以下是使用groupby.cumcount
创建最终1、2、。。列名称中。然后是CCD_ 8和CCD_。如果你不想要一个多索引列,那么把它展平:
df_f = df.assign(cc=df.groupby(['class', 'group', 'subgroup']).cumcount()+1)
.set_index(['class', 'group', 'subgroup', 'cc']).unstack()
# if you don't want the multiindex columns
df_f.columns = [f'{col[0]}{col[1]}' for col in df_f.columns]
print (df_f)
name1 name2 desc1 desc2
class group subgroup
class1 group1 sg1 abc def _d _g
sg2 ghi jkl _j _m
class2 group2 sg1 mno pqr _p _s
sg2 stu vwx _v _y
这比我预期的要棘手。其基本思想是对分组后的列进行.apply(list)
。但是,我无法在groupby
之后同时选择多个列。出于这个原因,我使用了列表理解,并将生成的两个系列与pd.concat(axis=1)
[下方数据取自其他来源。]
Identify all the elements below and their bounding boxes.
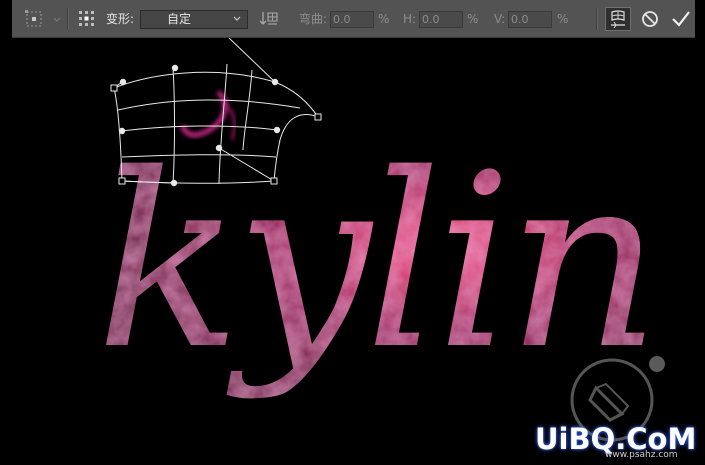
canvas-artwork: kylin	[96, 38, 665, 442]
vertical-distort-label: V:	[494, 12, 506, 26]
vertical-distort-unit: %	[557, 12, 569, 26]
options-bar: 变形: 自定 弯曲: 0.0 % H: 0.0 % V: 0.0 %	[12, 0, 695, 38]
commit-transform-button[interactable]	[668, 7, 694, 31]
warp-orientation-icon[interactable]	[258, 8, 282, 30]
horizontal-distort-unit: %	[467, 12, 479, 26]
warp-style-label: 变形:	[106, 12, 135, 26]
chevron-down-icon	[232, 12, 242, 31]
horizontal-distort-input[interactable]: 0.0	[419, 11, 463, 28]
warp-grid-icon[interactable]	[76, 8, 100, 30]
photoshop-warp-window: 变形: 自定 弯曲: 0.0 % H: 0.0 % V: 0.0 % kylin…	[0, 0, 705, 465]
kylin-text[interactable]: kylin	[96, 122, 661, 402]
cancel-transform-button[interactable]	[637, 7, 663, 31]
bend-label: 弯曲:	[299, 12, 328, 26]
chevron-down-icon[interactable]	[52, 8, 62, 30]
warp-toggle-icon	[611, 10, 625, 29]
cancel-icon	[642, 11, 658, 27]
watermark: UiBQ.CoM www.psahz.com	[535, 422, 700, 462]
bend-unit: %	[378, 12, 390, 26]
watermark-url: www.psahz.com	[605, 450, 678, 460]
horizontal-distort-label: H:	[403, 12, 417, 26]
bend-input[interactable]: 0.0	[330, 11, 374, 28]
toolbar-divider	[67, 8, 69, 30]
warp-style-dropdown[interactable]: 自定	[140, 10, 248, 29]
toolbar-divider	[596, 8, 598, 30]
checkmark-icon	[672, 11, 690, 27]
warp-style-value: 自定	[167, 12, 192, 26]
toggle-warp-button[interactable]	[605, 7, 631, 31]
reference-point-icon[interactable]	[24, 8, 50, 30]
vertical-distort-input[interactable]: 0.0	[508, 11, 552, 28]
document-canvas[interactable]: kylin	[0, 38, 705, 465]
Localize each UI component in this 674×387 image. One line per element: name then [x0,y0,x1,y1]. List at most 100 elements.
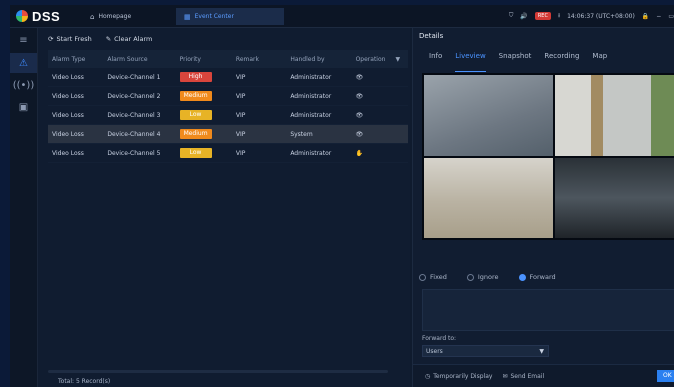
priority-badge: High [179,72,212,82]
video-cell-2[interactable] [555,75,674,156]
cell-priority: Medium [179,129,236,139]
video-cell-3[interactable] [424,158,553,238]
refresh-icon: ⟳ [48,35,54,43]
radio-forward-label: Forward [529,273,556,281]
send-email-label: Send Email [510,372,545,380]
details-footer: ◷ Temporarily Display ✉ Send Email OK [413,364,674,387]
clear-alarm-button[interactable]: ✎ Clear Alarm [106,35,153,43]
details-panel: Details Info Liveview Snapshot Recording… [412,28,674,387]
header-operation[interactable]: Operation ▼ [356,56,408,63]
temp-display-label: Temporarily Display [433,372,493,380]
forward-to-label: Forward to: [422,335,457,342]
forward-to-value: Users [426,348,443,355]
table-row[interactable]: Video Loss Device-Channel 3 Low VIP Admi… [48,106,408,125]
handle-option-group: Fixed Ignore Forward [419,273,556,281]
tab-recording[interactable]: Recording [544,52,579,72]
filter-icon[interactable]: ▼ [395,56,400,63]
rec-badge: REC [534,12,551,20]
minimize-icon[interactable]: − [656,13,661,20]
cell-priority: Medium [179,91,236,101]
header-priority[interactable]: Priority [180,56,236,63]
cell-priority: Low [179,110,236,120]
menu-icon[interactable]: ≡ [10,30,37,50]
eye-icon[interactable]: 👁 [356,131,364,138]
logo-icon [16,10,28,22]
table-row[interactable]: Video Loss Device-Channel 1 High VIP Adm… [48,68,408,87]
cell-alarm-type: Video Loss [52,149,84,157]
alarm-icon[interactable]: ⚠ [10,53,37,73]
cell-alarm-source: Device-Channel 3 [107,111,161,119]
dss-logo: DSS [16,8,60,24]
tab-homepage[interactable]: ⌂ Homepage [82,8,178,25]
video-cell-4[interactable] [555,158,674,238]
forward-to-select[interactable]: Users ▼ [422,345,549,357]
tab-event-center[interactable]: ▦ Event Center [176,8,284,25]
alarm-list-panel: ⟳ Start Fresh ✎ Clear Alarm Alarm Type A… [38,28,410,387]
radio-ignore-label: Ignore [477,273,499,281]
radio-ignore[interactable]: Ignore [466,273,499,281]
table-header: Alarm Type Alarm Source Priority Remark … [48,50,408,68]
remark-textarea[interactable] [422,289,674,331]
tab-liveview[interactable]: Liveview [455,52,486,72]
radio-fixed[interactable]: Fixed [419,273,447,281]
alarm-toolbar: ⟳ Start Fresh ✎ Clear Alarm [38,28,420,50]
cell-handled-by: Administrator [290,73,332,81]
cell-remark: VIP [235,111,246,119]
cell-operation: 👁 [356,112,408,119]
monitor-icon[interactable]: ▣ [10,97,37,117]
priority-badge: Medium [179,129,212,139]
eye-icon[interactable]: 👁 [356,74,364,81]
start-fresh-label: Start Fresh [56,35,92,43]
radio-fixed-label: Fixed [430,273,447,281]
details-title: Details [419,32,444,40]
header-alarm-source[interactable]: Alarm Source [107,56,179,63]
eye-icon[interactable]: 👁 [356,93,364,100]
temp-display-checkbox[interactable]: ◷ Temporarily Display [425,373,492,380]
horizontal-scrollbar[interactable] [48,370,388,373]
tab-snapshot[interactable]: Snapshot [499,52,532,72]
cell-alarm-source: Device-Channel 5 [107,149,161,157]
header-alarm-type[interactable]: Alarm Type [48,56,107,63]
header-remark[interactable]: Remark [236,56,290,63]
ok-button[interactable]: OK [657,370,674,382]
cell-handled-by: Administrator [290,149,332,157]
video-cell-1[interactable] [424,75,553,156]
system-time: 14:06:37 (UTC+08:00) [567,12,635,20]
record-total: Total: 5 Record(s) [58,378,111,385]
radio-dot [419,273,426,281]
lock-icon[interactable]: 🔒 [642,13,649,20]
cell-alarm-source: Device-Channel 4 [107,130,161,138]
hand-icon[interactable]: ✋ [356,150,363,157]
radio-forward[interactable]: Forward [518,273,556,281]
cell-handled-by: Administrator [290,92,332,100]
signal-icon[interactable]: ((•)) [10,75,37,95]
tab-map[interactable]: Map [592,52,607,72]
topbar-right: ⛉ 🔊 REC ⭳ 14:06:37 (UTC+08:00) 🔒 − ▭ [509,9,674,23]
filter-icon[interactable]: ⛉ [509,12,514,20]
eye-icon[interactable]: 👁 [356,112,364,119]
email-icon: ✉ [502,372,508,380]
cell-handled-by: Administrator [290,111,332,119]
table-row[interactable]: Video Loss Device-Channel 4 Medium VIP S… [48,125,408,144]
cell-operation: 👁 [356,131,408,138]
start-fresh-button[interactable]: ⟳ Start Fresh [48,35,92,43]
app-name: DSS [32,8,61,24]
cell-operation: 👁 [356,93,408,100]
clear-alarm-label: Clear Alarm [114,35,153,43]
cell-alarm-type: Video Loss [52,130,84,138]
cell-alarm-source: Device-Channel 1 [107,73,161,81]
tab-homepage-label: Homepage [98,13,132,20]
table-row[interactable]: Video Loss Device-Channel 5 Low VIP Admi… [48,144,408,163]
speaker-icon[interactable]: 🔊 [520,13,527,20]
restore-icon[interactable]: ▭ [668,13,674,20]
live-video-grid[interactable]: ✥ ⏺ 📷 🔈 ✕ [422,73,674,240]
table-row[interactable]: Video Loss Device-Channel 2 Medium VIP A… [48,87,408,106]
send-email-button[interactable]: ✉ Send Email [502,373,544,380]
header-handled-by[interactable]: Handled by [290,56,355,63]
download-icon[interactable]: ⭳ [558,11,560,21]
home-icon: ⌂ [90,12,95,21]
cell-alarm-type: Video Loss [52,111,84,119]
cell-remark: VIP [235,73,246,81]
cell-remark: VIP [235,130,246,138]
tab-info[interactable]: Info [429,52,442,72]
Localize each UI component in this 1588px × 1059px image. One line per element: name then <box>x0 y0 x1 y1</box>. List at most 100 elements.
连接起来。这也可能是一行,但我认为如果在一行中完成,它缺乏可读性
selects = ['desc','name']
list_of_series = [so.groupby(['class', 'group', 'subgroup'])[val].apply(list) for val in selects]
so_new = pd.concat(list_of_series,axis=1)
输出
desc name
class group subgroup
class1 group1 sg1 [_d, _g] [abc, def]
sg2 [_j, _m] [ghi, jkl]
class2 group2 sg1 [_p, _s] [mno, pqr]
sg2 [_v, _y] [stu, vwx]
未建议的单行
so_new2 = pd.concat([so.groupby(['class', 'group', 'subgroup'])[val].apply(list) for val in ['desc','name']],axis=1)
更新的答案
selects = ['desc', 'name']
df = pd.concat([pd.DataFrame(lst.values.tolist(),columns=[selects[ii]+"1",selects[ii]+"2"],index=lst.index)
for ii,lst in enumerate([so.groupby(['class', 'group', 'subgroup'])[val].apply(list)
for val in selects])],axis=1)
输出
desc1 desc2 name1 name2
class group subgroup
class1 group1 sg1 _d _g abc def
sg2 _j _m ghi jkl
class2 group2 sg1 _p _s mno pqr
sg2 _v _y stu vwx
正如我的问题中所提到的,我能够通过几个步骤实现这一点:
df = df.pivot_table(index=['class','group','subgroup'], values=['name','desc'], aggfunc=list)
# desc name
# class group subgroup
# class1 group1 sg1 [_d, _g] [abc, def]
# sg2 [_j, _m] [ghi, jkl]
# class2 group2 sg1 [_p, _s] [mno, pqr]
# sg2 [_v, _y] [stu, vwx]
df = df.reset_index()
# Create new columns and join it back
df = df.join(pd.DataFrame(df.desc.to_list(), columns=['desc0','desc1']))
df = df.join(pd.DataFrame(df.name.to_list(), columns=['name0','name1']))
# Remove the superfluous listed columns
df.drop(['desc','name'], axis=1, inplace=True)
结果:
class group subgroup desc0 desc1 name0 name1
0 class1 group1 sg1 _d _g abc def
1 class1 group1 sg2 _j _m ghi jkl
2 class2 group2 sg1 _p _s mno pqr
3 class2 group2 sg2 _v _y stu vwx
理想情况下,我仍然希望步骤更少,并想知道是否存在更好的方法。